I have a dataset test_data that measures mortality in response to dosage of a pesticide. I used a probit model that evaluates the efficacy of a single pesticide. Where we would want to determine, for example, the median lethal dosage at of pesticide A at 3 days. The model would be as follows, x=log10(dose) and y=mortality (0-100%) while being weighted out of the total individuals tested.
My goal is to determine the reliability of the model and compare the reliability to other models. For example, e.g. the median lethal dosage at 3 days for pesticide A vs. pesticide B. I am able to calculate the goodness of fit, but would like an additional test. I think pseduo-R^2 might be a good option.
Here is a reproducible example:
> dput(test_data)
structure(list(trt = c("A", "A", "A", "A", "A", "A", "B", "B",
"B", "B", "B", "B"), dose = c(5L, 50L, 500L, 5000L, 50000L, 500000L,
5L, 50L, 500L, 5000L, 50000L, 500000L), proportion_dead = c(0,
0.016666667, 0.25, 0.583333333, 0.916666667, 1, 0, 0.041666667,
0.05, 0.416666667, 0.833333333, 1), total = c(120L, 120L, 120L,
120L, 120L, 120L, 120L, 120L, 120L, 120L, 120L, 120L)), class = "data.frame", row.names = c(NA,
-12L)
Here I build a model for pesticide A and B.
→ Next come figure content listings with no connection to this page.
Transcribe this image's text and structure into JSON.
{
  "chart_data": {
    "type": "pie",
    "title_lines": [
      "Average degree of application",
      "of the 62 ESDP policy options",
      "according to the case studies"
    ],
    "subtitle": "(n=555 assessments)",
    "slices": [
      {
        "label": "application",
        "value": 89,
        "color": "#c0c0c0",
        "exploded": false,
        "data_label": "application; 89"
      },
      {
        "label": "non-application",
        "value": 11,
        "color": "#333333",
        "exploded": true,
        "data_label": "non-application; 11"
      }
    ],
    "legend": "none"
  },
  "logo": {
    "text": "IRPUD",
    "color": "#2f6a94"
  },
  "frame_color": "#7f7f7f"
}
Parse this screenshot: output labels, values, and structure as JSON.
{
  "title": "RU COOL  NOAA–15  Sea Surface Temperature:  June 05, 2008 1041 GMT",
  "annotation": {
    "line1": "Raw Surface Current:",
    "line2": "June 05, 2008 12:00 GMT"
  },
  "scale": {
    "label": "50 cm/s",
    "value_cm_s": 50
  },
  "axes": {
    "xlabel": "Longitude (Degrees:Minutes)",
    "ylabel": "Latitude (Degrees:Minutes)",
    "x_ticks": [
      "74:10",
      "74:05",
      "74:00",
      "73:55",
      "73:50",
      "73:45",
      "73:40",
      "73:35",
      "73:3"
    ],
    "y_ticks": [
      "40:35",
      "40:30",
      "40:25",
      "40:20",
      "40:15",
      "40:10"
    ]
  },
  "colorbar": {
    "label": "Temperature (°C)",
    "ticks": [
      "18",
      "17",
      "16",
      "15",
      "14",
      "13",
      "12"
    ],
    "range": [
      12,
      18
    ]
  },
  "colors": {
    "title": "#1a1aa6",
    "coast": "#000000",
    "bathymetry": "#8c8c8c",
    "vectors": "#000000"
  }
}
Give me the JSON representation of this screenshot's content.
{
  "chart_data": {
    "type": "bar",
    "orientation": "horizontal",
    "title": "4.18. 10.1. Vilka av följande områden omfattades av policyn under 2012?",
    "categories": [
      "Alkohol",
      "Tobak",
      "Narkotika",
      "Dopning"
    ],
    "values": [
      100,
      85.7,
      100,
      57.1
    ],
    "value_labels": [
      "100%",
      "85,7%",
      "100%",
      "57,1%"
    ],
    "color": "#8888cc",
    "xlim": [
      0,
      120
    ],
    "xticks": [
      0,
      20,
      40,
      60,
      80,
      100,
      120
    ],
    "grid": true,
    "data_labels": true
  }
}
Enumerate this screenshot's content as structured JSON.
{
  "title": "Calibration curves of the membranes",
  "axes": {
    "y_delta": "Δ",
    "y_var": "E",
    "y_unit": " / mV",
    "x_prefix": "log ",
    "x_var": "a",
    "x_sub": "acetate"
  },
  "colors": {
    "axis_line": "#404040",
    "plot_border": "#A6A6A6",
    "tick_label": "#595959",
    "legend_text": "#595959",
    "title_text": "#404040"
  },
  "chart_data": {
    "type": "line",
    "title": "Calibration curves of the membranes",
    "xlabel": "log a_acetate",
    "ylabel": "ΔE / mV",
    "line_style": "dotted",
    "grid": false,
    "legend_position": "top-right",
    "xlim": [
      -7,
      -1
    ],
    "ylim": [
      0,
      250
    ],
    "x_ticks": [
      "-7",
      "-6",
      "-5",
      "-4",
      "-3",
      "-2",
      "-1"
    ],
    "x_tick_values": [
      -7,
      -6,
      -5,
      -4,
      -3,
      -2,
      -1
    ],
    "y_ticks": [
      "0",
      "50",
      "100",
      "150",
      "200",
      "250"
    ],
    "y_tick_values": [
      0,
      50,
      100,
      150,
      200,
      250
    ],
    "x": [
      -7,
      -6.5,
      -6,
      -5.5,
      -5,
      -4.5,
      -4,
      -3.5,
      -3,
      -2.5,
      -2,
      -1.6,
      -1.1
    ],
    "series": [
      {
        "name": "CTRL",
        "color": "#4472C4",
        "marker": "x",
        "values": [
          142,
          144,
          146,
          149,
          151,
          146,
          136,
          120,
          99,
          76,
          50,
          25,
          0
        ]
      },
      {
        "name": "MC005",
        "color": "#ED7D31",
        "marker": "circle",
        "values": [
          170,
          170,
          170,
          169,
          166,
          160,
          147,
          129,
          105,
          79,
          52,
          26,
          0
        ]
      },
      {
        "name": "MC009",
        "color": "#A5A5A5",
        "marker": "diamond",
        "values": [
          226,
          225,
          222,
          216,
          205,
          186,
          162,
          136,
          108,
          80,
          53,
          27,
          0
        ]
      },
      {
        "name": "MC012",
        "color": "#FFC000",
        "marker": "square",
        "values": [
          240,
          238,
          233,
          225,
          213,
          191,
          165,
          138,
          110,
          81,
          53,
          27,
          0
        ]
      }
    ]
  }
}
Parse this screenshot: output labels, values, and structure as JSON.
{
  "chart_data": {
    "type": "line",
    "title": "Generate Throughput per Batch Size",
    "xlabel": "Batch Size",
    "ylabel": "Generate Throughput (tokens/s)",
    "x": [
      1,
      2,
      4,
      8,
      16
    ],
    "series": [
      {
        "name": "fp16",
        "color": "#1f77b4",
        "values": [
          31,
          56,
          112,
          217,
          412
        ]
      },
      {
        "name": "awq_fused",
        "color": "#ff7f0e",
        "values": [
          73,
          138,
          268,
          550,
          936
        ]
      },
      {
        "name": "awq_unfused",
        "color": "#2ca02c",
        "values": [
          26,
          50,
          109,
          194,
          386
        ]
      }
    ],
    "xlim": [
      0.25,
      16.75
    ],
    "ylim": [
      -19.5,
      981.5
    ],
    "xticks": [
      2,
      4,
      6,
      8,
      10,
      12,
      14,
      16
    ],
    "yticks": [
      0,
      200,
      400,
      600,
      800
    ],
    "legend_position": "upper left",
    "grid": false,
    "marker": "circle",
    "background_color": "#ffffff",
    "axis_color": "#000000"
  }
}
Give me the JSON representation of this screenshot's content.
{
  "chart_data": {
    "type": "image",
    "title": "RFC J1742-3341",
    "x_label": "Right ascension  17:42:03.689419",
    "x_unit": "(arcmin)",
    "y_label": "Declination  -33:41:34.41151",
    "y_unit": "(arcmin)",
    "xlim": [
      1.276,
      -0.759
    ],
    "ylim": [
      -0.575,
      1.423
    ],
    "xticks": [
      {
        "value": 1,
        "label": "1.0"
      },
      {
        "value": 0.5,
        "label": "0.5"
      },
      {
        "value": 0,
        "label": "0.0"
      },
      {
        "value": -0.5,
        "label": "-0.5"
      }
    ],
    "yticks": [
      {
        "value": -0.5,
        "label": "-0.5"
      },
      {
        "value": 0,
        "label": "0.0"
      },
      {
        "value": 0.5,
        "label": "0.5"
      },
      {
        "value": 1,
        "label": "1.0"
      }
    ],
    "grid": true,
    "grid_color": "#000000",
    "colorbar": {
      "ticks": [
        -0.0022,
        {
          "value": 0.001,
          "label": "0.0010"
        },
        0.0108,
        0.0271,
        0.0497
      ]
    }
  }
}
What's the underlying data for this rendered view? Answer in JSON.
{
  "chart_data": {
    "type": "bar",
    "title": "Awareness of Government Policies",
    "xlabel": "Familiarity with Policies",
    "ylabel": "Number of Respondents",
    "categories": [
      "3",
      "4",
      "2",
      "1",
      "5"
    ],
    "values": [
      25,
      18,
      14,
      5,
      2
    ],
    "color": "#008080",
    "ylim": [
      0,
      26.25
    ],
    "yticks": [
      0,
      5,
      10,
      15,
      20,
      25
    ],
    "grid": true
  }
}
In order to calculate McFadden's Pseduo-R^2, I calculate the 1 - residual deviance / null deviance calculated in the model m1 or m2. I believe that is correct for in-sample pseudo-R^2? But my question is: Can I use in-sample pseudo R^2? I think I could because the model is based on data that was collected in the past.
m1<- glm(proportion_dead ~ log10(dose), weights=total, data=test_data[test_data$trt=='A',], family=binomial(link='probit'))
m2<- glm(proportion_dead ~ log10(dose), weights=total, data=test_data[test_data$trt=='B',], family=binomial(link='probit'))
pr21 <- 1 - m1$deviance / m1$null.deviance
pr22 <- 1 - m2$deviance / m2$null.deviance
output:
> pr21
[1] 0.9932642
> pr22
[1] 0.9715011
I am learning statistics, so any suggestions would be great. Thanks!